Wie Mose dieses Volk aus der ägyptischen Knechtschaft herausführt, das wird dann wieder ausführlich erzählt. Vierzig Jahre führt Mose die Kinder Israels durch die Wüste. Dann erobern sie, geführt von Josua, dem Nachfolger Moses, das Land Kanaan für sich. Die zwölf Stämme (gemeint sind die jeweiligen Nachkommen der zwölf Söhne des Jakob) teilen das Land unter sich auf und leben zunächst gute zweihundert Jahre nur locker untereinander verbunden. Schließlich wollen sie aber wie die Völker ringsum auch einen König haben. Der erste heißt Saul, sein Nachfolger David schafft – sagt die Bibel – ein großes Reich, das sein Sohn Salomo noch halten kann. Nach dessen Tod aber zerfällt es in zwei Teile, das Nordreich Israel und das Südreich Juda… Hier halte ich vorläufig einmal an, bis hierher ist alles, was die Bibel uns darüber erzählt, recht einfach zu verstehen. Mit diesem abgesteckten Zeitabschnitt werde ich mich zunächst beschäftigen.

Religionswissenschaftlich gesehen kann man diese hier skizzierten ersten Abschnitte der Bibel in einen mythologischen, einen legendären und einen (mit Vorbehalt) historischen Teil gliedern.
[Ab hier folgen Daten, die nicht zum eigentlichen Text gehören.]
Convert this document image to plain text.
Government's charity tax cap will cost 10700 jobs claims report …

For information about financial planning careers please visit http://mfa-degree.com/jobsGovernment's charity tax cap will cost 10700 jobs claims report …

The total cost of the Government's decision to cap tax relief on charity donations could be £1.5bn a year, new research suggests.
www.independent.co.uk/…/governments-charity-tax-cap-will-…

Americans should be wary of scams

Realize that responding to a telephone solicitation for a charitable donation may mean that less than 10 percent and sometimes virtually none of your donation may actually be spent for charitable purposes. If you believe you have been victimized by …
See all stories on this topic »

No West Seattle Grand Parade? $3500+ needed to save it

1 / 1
Mythologisch sind die Erzählungen von der Erschaffung der Welt an bis zu Noach und zum Turmbau von Babel (durchaus verwandte Mythen finden sich in anderen heiligen Büchern anderer Religionen). Legendär sind jedenfalls die Patriarchen-Geschichten. Der historische Teil beginnt für viele mit Mose und dem Auszug der Kinder Israels aus Ägypten. Ich zähle mit guten Gründen, die ich erläutern werde, diese Episode wie auch alle »Berichte« über die Eroberung Kanaans noch zum legendären Bereich. Erst von der Zeit der ersten hebräischen Könige an wird einiges, was die Bibel erzählt, auch historisch überprüfbar. Alten Sagen, die im legendären Teil vielleicht verarbeitet wurden, mag da oder dort durchaus ein historischer Kern zugrunde liegen. Alle Versuche, ihn herauszuschälen, sind aber gescheitert.
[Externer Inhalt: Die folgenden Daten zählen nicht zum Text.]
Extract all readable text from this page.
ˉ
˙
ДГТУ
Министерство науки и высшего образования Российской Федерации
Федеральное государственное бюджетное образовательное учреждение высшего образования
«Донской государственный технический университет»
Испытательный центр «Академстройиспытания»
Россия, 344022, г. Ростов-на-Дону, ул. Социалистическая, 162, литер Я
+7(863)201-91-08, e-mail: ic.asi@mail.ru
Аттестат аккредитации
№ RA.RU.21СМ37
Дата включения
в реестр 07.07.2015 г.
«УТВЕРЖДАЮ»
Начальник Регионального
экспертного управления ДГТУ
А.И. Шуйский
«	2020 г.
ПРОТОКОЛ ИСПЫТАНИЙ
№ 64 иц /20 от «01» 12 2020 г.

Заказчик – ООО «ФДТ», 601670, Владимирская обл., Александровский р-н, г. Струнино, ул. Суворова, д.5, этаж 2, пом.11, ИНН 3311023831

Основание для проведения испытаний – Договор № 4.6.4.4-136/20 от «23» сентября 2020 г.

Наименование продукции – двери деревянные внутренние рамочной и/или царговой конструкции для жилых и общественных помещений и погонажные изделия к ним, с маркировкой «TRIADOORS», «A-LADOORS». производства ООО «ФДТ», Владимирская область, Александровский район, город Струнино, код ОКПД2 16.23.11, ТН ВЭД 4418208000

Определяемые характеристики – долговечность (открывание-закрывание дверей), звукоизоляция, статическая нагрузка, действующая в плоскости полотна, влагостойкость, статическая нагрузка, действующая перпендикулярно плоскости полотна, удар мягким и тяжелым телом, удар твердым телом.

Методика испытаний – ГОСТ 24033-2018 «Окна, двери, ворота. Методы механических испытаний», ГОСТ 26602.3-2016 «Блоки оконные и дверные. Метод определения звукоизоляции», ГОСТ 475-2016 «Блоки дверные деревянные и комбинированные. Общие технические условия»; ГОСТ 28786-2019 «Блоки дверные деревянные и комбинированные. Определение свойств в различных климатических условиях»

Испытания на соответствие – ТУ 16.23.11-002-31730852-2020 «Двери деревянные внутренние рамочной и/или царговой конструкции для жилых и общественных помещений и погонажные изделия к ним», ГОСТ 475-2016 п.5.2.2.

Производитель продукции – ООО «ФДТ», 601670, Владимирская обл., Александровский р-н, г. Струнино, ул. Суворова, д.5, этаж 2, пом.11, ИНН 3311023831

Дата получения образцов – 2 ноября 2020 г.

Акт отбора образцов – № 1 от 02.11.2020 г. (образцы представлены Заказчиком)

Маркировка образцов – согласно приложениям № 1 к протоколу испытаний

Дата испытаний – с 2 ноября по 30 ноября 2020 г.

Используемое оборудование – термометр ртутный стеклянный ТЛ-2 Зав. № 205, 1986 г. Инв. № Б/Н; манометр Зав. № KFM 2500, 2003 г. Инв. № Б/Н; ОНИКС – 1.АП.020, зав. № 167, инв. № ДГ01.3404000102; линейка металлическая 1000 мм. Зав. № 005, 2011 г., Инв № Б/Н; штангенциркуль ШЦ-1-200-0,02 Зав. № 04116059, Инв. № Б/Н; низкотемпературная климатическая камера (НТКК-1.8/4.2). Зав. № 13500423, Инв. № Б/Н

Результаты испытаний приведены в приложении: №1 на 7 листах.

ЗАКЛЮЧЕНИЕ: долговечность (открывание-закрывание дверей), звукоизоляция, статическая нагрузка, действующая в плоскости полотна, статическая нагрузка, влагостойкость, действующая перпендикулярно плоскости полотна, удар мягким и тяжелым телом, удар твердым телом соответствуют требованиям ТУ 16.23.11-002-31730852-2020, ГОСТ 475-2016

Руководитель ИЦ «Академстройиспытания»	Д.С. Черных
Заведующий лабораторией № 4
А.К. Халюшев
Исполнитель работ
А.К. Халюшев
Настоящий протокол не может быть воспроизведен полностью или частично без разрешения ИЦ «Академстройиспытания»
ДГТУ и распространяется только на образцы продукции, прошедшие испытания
Wer immer die Verfasser der alten Texte gewesen sein mögen, wir kennen nicht einen einzigen Namen. Inspiriert waren sie gewiß – von religiösen Ideen und vermutlich noch mehr von politischen Ideen. Und sehr oft dürfte das eine vom anderen nicht zu trennen gewesen sein. Es gibt starke Hinweise darauf, daß das, was uns die hebräische Bibel über die hebräische Vor- und Frühgeschichte erzählt, fast nichts über historische Fakten sagt – aber sehr viel mehr darüber, wie Hebräer vom siebten vorchristlichen Jahr­hundert an sich ihre Vor- und Frühgeschichte gewünscht hätten. Meine These ist (und ich werde sie mit Argumenten belegen): Man hat sich zu einem ganz bestimmten historischen Zeitpunkt eine ganz bestimmte Vergangenheit er­funden. Und einen Gott, der dazu paßt.
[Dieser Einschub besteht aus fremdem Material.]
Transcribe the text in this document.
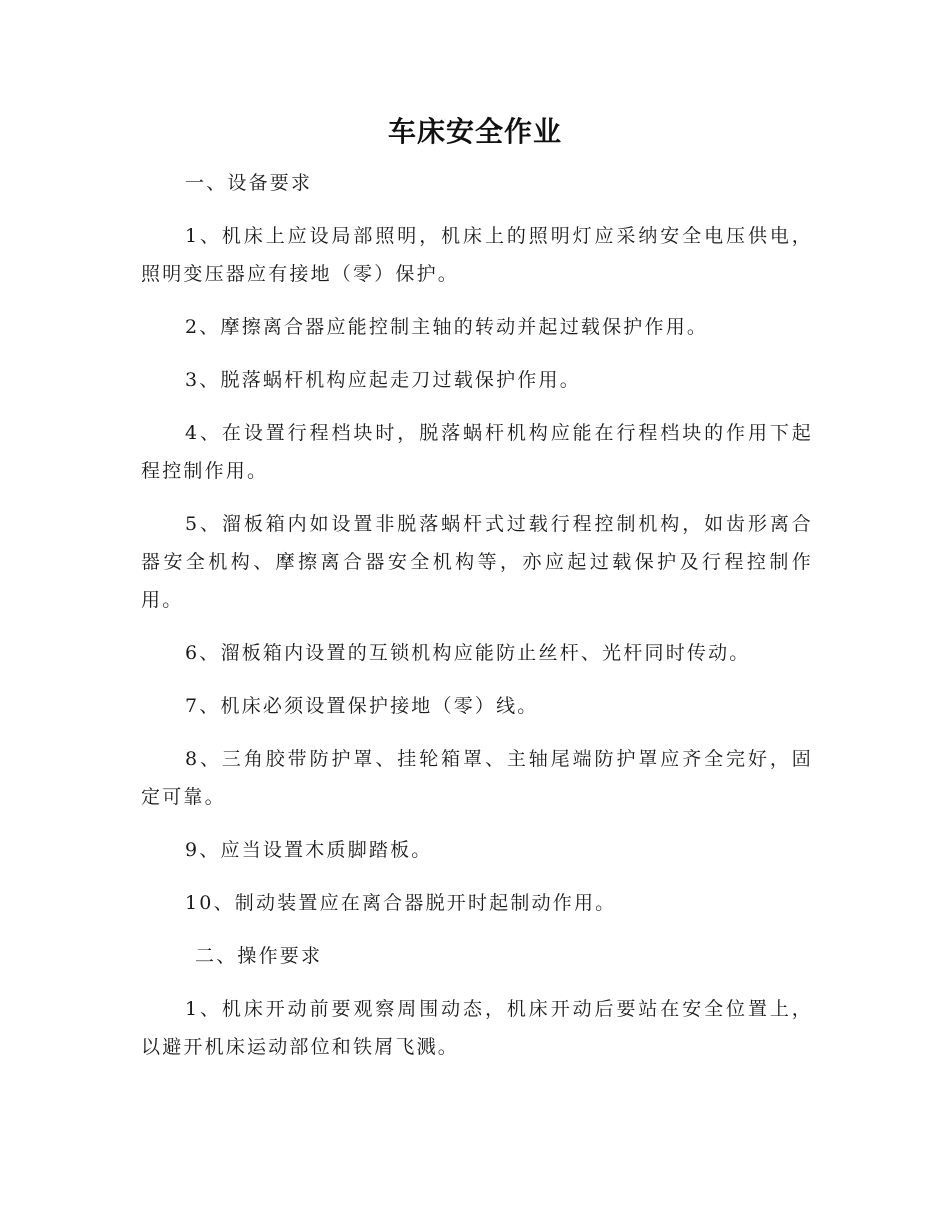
车床安全作业

一、设备要求

1、机床上应设局部照明，机床上的照明灯应采纳安全电压供电，照明变压器应有接地（零）保护。

2、摩擦离合器应能控制主轴的转动并起过载保护作用。

3、脱落蜗杆机构应起走刀过载保护作用。

4、在设置行程档块时，脱落蜗杆机构应能在行程档块的作用下起程控制作用。

5、溜板箱内如设置非脱落蜗杆式过载行程控制机构，如齿形离合器安全机构、摩擦离合器安全机构等，亦应起过载保护及行程控制作用。

6、溜板箱内设置的互锁机构应能防止丝杆、光杆同时传动。

7、机床必须设置保护接地（零）线。

8、三角胶带防护罩、挂轮箱罩、主轴尾端防护罩应齐全完好，固定可靠。

9、应当设置木质脚踏板。

10、制动装置应在离合器脱开时起制动作用。

二、操作要求

1、机床开动前要观察周围动态，机床开动后要站在安全位置上，以避开机床运动部位和铁屑飞溅。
Aus bald einsichtigen Gründen nehme ich aber vorläufig einmal ernst, was die hebräische Bibel darüber erzählt, und ignoriere versuchsweise all die guten Einwände, mit denen ich mich später noch werde beschäftigen müssen. Und ich beginne mein Nachdenken über diesen Gott, indem ich ihn zunächst außer acht lasse.

6

Was die Menschen sich alles einreden lassen,darüber wundert er sich immer noch.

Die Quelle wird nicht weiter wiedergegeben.